If I PPTP/L2TP to the Mikrotik router I cannot reproduce this issue so to me its one of two possibilities.

This leads me to conclude that the Mikrotik router knows exactly how to reach the device.

The plot thickens...

@andrethomas I don't quit understand sorry. You mean you connected remotely to the access point and could reach your Tasmota device? It might be that it has an ARP entry from background DNS / NTP type traffic to the router?

@marrold Yes, a VPN connection from outside the home to the Mikrotik router that connects my home to the internet... albeit not the same one as the one which is maintaining the LAN so it was a routed connection through the one router and then obviously the Mikrotik maintaining the LAN so it seems the ARP on the Mikrotik itself is valid all the time which is why I could not reproduce it.

image

So by connecting this way I get immediate icmp responses whereas if I try it from a linux host on the home lan it times out for the first few pings and then starts getting responses.
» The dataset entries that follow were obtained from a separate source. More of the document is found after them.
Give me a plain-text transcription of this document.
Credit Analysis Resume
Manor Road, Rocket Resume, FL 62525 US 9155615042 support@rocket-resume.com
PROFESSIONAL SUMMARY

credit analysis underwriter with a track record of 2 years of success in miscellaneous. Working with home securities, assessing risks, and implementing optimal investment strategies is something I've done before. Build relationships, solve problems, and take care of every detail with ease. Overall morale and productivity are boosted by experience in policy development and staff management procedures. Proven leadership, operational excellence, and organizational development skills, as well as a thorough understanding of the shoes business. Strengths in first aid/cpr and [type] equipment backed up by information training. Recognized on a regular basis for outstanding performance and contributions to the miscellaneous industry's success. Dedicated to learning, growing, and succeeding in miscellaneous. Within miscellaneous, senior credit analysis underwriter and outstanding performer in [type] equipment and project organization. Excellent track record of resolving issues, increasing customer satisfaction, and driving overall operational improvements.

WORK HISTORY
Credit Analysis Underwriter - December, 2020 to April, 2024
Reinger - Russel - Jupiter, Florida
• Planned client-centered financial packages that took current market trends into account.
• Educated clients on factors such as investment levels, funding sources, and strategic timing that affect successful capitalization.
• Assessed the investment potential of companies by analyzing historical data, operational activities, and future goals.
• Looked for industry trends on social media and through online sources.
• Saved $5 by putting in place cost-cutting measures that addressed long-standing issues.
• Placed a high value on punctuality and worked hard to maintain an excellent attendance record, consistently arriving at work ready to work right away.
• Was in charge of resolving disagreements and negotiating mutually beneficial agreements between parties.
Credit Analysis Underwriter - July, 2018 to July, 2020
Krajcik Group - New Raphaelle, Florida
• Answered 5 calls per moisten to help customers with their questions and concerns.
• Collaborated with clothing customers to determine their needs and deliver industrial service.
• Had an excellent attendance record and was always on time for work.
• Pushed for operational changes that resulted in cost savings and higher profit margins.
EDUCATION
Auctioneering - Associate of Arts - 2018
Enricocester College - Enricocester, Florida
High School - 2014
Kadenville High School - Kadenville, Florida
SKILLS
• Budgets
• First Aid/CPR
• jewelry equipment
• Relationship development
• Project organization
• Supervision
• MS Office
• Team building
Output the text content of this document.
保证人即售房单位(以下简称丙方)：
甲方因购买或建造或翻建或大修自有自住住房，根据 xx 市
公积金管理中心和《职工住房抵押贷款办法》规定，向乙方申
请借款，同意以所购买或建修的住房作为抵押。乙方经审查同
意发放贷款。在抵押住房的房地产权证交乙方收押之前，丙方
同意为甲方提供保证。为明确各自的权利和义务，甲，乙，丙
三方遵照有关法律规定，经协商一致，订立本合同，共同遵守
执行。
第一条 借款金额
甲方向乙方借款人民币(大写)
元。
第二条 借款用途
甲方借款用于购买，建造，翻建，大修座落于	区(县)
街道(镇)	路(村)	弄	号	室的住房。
So obviously the Mikrotik is not forgetting the ARP but somehow this is lost on the local LAN.

^ I've reopened an issue with core as I can reproduce this with minimal code.

Hi! I have the same issue with Mikrotik hap ac^2 and three tasmota tywe3s devices.
I will try to make one of the devices with static ip, another - with sleep 50 & SetOption60 0 and report the results over night. Also I have updated mtik's firmware to 6.46 to see if it helps also.

@Greefon As this thread, the workaround is sleep 0. Any other option won't make the arduino core to answer unsynced ARP requests from your Mikrotik Router.

@marrold

Hi,

Did you open a ticket to Mikrotik Support?

As now this issue is very well documented and easily reproduced, may be they will consider solving this unsynced ARP request. Mikrotik devices don't allow to change DTIM and seems that they also don't sync messages to sleeping devices neither.

So this issue now can show that DTIM or at least a sync of requests, is needed.

This issue can not be reproduced in TP-LINK routers for example. In those, the DTIM parameter can be changed, and the ESP8266 adapts itself to the new DTIM and this ARP issue never happens.

Yes, just now a send an email.
I installed the latest firmware of mikrotik and also set ARP ping for a night with 10 second delay for all three devices to see in what time they would go offline. I don't know if it was right decision for testing with constant arp pinging but in the morning all the devices were online and worked as expected.
The parameters as I said were sleep 50 & SetOption60 0

@marrold has created a post on the Mikrotik user forum - https://forum.mikrotik.com/viewtopic.php?f=2&t=154613

In the meantime, the Gratuitous ARP workaround @d-a-v has submitted in #6889 is probably the best solution for these misbehaving Access Points.

I have opened a ticket with Mikrotik support. They asked for more details so they're investigating at least. I also posted on the Forum, as did someone else - not sure if that's someone monitoring this thread?

Whilst I was investigating to provide more details on the issue opened with the Arduino core I discovered this is also affecting a Huawei and Samsung Mobile phone - it seems anything that sleeps is affected.

I can say with some certainty that this isn't a Tasmota / Arduino Core issue now. I will continue to try to troubleshoot the issue and follow up with Mikrotik but as @ascillato has mentioned I think the Gratuitous ARP is the best work around until Mikrotik fix it.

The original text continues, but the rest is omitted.